Yolanda Wong responda al CNE sus razones por las que estando impedida sigue su candidatura en Cartagena

Hecha la regla, hecha la trampa. Así, reza el adagio popular con el que regularmente se acusa la corrupción de los profesionales jurídicos y los expertos en derecho. Algunos acusan a esta patria bella de un país de leguleyos amansa normas, de granados sofistas entrenados en la disciplina retórica, de constructores de mentiras en todo parecidas a verdades. No están del todo equivocados en ese dictamen. Aquí como en todos los países gana el más vivo y es más vivo es quien cuenta con más recursos intelectuales, técnicos y monetarios. Es más vivo el que dispone del abogado más cínico. Resulta peor aun cuando es el mismo abogado quien funge a favor de sus propios intereses para saltarse la ley. Aquello podría imputársele a Yolanda Wong, candidata a la Alcaldía de Cartagena.

Wong, otrora secretaria de despacho del distrito turístico y cultural más representativo de los colombianos. La “doctora” Yolanda Wong es profesional en derecho, cuenta con una especialización en derecho público y una maestría en derecho contractual público y privado. A una mujer tan preparada y experta en las lides jurídicas de lo público y la administración pública no le es permitido incurrir en la transgresión de las normas que controlan los derechos políticos y electorales que rigen a todos los ciudadanos.

No es lícito aceptar una falta de conocimiento en una persona que está a un grado de ser doctora y que ha ocupado altas dignidades estatales. Resulta menos plausible aceptar una negligencia, un olvido, una pasada por alto de las reglas. No creemos que lo que haya sucedido es que la señora Yolanda Wong no supiese que estaba inhabilitada para participar en política si menos de doce meses había ostentado la dignidad de alcaldesa encargada de Cartagena. Le apostamos a que si lo sabía, lo obvió, supuso que podía arreglarlo y decidió emprender la carrera por la primera magistratura de La Heroica.

Pero, si la respuesta fuese falta de conocimiento cabría el interrogante de ¿cómo se ha ganado sus títulos? Pero conocemos de la talla intelectual de la cartagenera, como para pensar aquello. Si la respuesta fuese negligencia y testarudez nos preguntaríamos ¿qué se puede esperar de una persona que desecha el contenido de la normatividad vigente para emprender un periplo electoral? Y si el resultado fuese que era consciente de la transgresión en que incurría al postular su candidatura inquiriríamos ¿no es esto corrupción? Y si es así ¿qué podemos esperar de un político que antes de tocar la oficina del piso 23 del edificio Portus de Manga emprenda hechos que hablan de la trasgresión de las reglas? Corrupción, corrupción. Porque el corrupto es el que hace las cosas sabiendo que están mal hechas, o así no las considerase mal hechas, que no responde a las prescripciones jurídicas previstas para regular una conducta.
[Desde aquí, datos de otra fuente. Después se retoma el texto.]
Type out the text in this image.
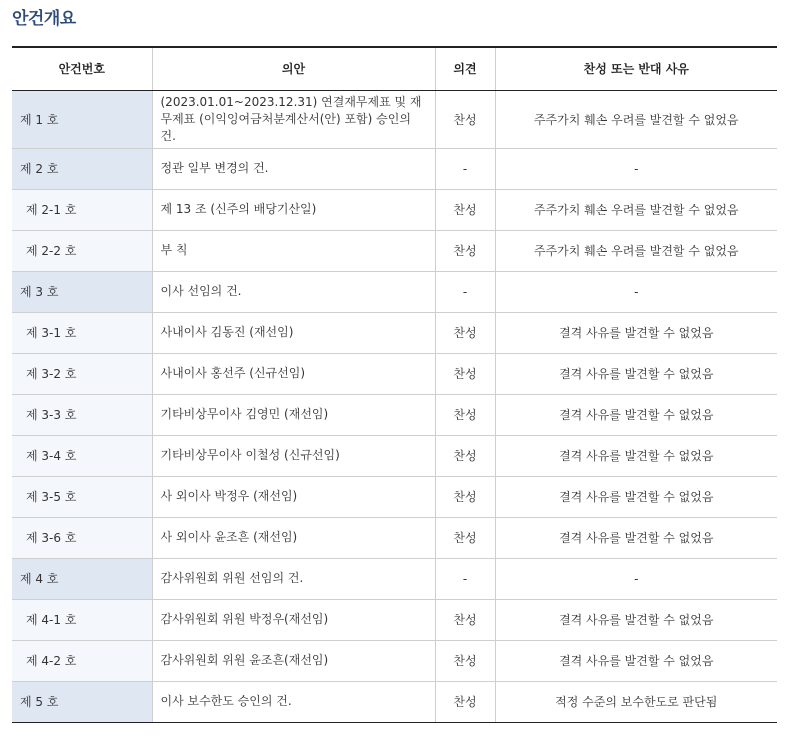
안건개요
안건번호	의안	의견	찬성 또는 반대 사유
제 1 호	(2023.01.01~2023.12.31) 연결재무제표 및 재무제표 (이익잉여금처분계산서(안) 포함) 승인의 건.	찬성	주주가치 훼손 우려를 발견할 수 없었음
제 2 호	정관 일부 변경의 건.	-	-
제 2-1 호	제 13 조 (신주의 배당기산일)	찬성	주주가치 훼손 우려를 발견할 수 없었음
제 2-2 호	부 칙	찬성	주주가치 훼손 우려를 발견할 수 없었음
제 3 호	이사 선임의 건.	-	-
제 3-1 호	사내이사 김동진 (재선임)	찬성	결격 사유를 발견할 수 없었음
제 3-2 호	사내이사 홍선주 (신규선임)	찬성	결격 사유를 발견할 수 없었음
제 3-3 호	기타비상무이사 김영민 (재선임)	찬성	결격 사유를 발견할 수 없었음
제 3-4 호	기타비상무이사 이철성 (신규선임)	찬성	결격 사유를 발견할 수 없었음
제 3-5 호	사 외이사 박정우 (재선임)	찬성	결격 사유를 발견할 수 없었음
제 3-6 호	사 외이사 윤조흔 (재선임)	찬성	결격 사유를 발견할 수 없었음
제 4 호	감사위원회 위원 선임의 건.	-	-
제 4-1 호	감사위원회 위원 박정우(재선임)	찬성	결격 사유를 발견할 수 없었음
제 4-2 호	감사위원회 위원 윤조흔(재선임)	찬성	결격 사유를 발견할 수 없었음
제 5 호	이사 보수한도 승인의 건.	찬성	적정 수준의 보수한도로 판단됨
Este es un llamado a que Yolanda Wong responda a la indagatoria programada por el Consejo Nacional Electoral para el próximo nueve de septiembre a las 10 de la mañana y entregue sus declaraciones y las razones por las que estando impedida presentó su candidatura a la Alcaldía de Cartagena. Que nos despeje la duda: si no conocía la norma, sino conocía de lo improcedente de su conducta, si fue negligente e inadvertida o si a sabiendas de la norma se corrompió.